Mimik und Gestig sind nur Nebensache
Anders als traditionelle Porträtmaler – auch bedeutende Zeitgenossen wie Degas oder Renoir – interessierte sich Cézanne kaum für Psychologisches wie Mimik oder Gestik seiner Motive.
Matisse habe diese Vorgehensweise sehr gut verstanden, sagt John Elderfield.
"Ausdruck, so Matisse, zeige sich nicht im Gesichtsausdruck oder Körperbewegungen, sondern in der ganzen Bildkomposition. Und genau das wollte Cézanne erreichen."
Anders gesagt: Cézanne malte nicht Menschen, er komponierte Bilder. Besonders eindrucksvoll ist in dieser Hinsicht das vierte Porträt der Madame Cézanne im roten Kleid – die Version aus dem New Yorker Metropolitan Museum. Die strenge, monumentale Gestalt von Madame ist da umgeben von einem bildmächtigen Arrangement verschiedener Gegenstände: Eine Feuerzange zu ihrer Rechten findet ein Echo im Schatten des Vorhangs zu Ihrer Linken; die Lehne des gelben Sessels korrespondiert mit einem Spiegel an der Wand.

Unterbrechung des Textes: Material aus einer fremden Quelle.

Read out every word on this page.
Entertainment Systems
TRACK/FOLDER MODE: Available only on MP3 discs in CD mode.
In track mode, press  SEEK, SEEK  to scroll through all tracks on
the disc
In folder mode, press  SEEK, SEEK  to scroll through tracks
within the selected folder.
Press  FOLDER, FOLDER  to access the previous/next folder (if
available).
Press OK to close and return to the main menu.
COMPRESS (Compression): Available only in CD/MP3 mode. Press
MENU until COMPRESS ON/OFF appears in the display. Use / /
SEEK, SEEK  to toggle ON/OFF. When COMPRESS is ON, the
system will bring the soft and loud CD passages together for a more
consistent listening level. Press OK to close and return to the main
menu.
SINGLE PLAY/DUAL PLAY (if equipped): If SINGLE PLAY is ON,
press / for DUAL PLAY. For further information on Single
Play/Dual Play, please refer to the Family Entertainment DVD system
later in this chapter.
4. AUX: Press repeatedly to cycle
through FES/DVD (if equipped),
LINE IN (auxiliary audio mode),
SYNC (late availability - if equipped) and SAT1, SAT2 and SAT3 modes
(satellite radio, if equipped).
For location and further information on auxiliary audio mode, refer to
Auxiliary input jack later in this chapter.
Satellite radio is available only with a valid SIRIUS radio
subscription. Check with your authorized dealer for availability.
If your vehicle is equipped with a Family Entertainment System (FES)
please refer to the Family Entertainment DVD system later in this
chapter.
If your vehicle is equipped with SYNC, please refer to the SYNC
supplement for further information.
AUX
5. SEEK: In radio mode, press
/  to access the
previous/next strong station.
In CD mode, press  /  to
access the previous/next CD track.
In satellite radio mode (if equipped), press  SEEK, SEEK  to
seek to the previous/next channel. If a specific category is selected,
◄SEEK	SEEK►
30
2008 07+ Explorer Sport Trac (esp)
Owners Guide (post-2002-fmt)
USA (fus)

Schaffung destrukturierter Räume
Cézanne sprengte die gängige Praxis des Porträts, sagt Xavier Rey.
"Er überwand die Grenzen zwischen Porträt- und Genremalerei, ebenso die zwischen Porträt- und Landschaftsmalerei durch die Monumentalität seiner Figuren. Und natürlich schaffte er auch die Grenze zwischen Stillleben und Porträt ab, indem er Verbindungen schuf zwischen der dargestellten Person und dem Bildhintergrund. Das Besondere an Cézannes Malerei ist, dass sie destrukturierte Räume schafft."
Erstaunlich, dass seit mehr als hundert Jahren niemand auf die Idee gekommen ist, Cézannes Porträts eine Ausstellung zu widmen, und umso besser, dass das im Musée d'Orsay jetzt geschieht.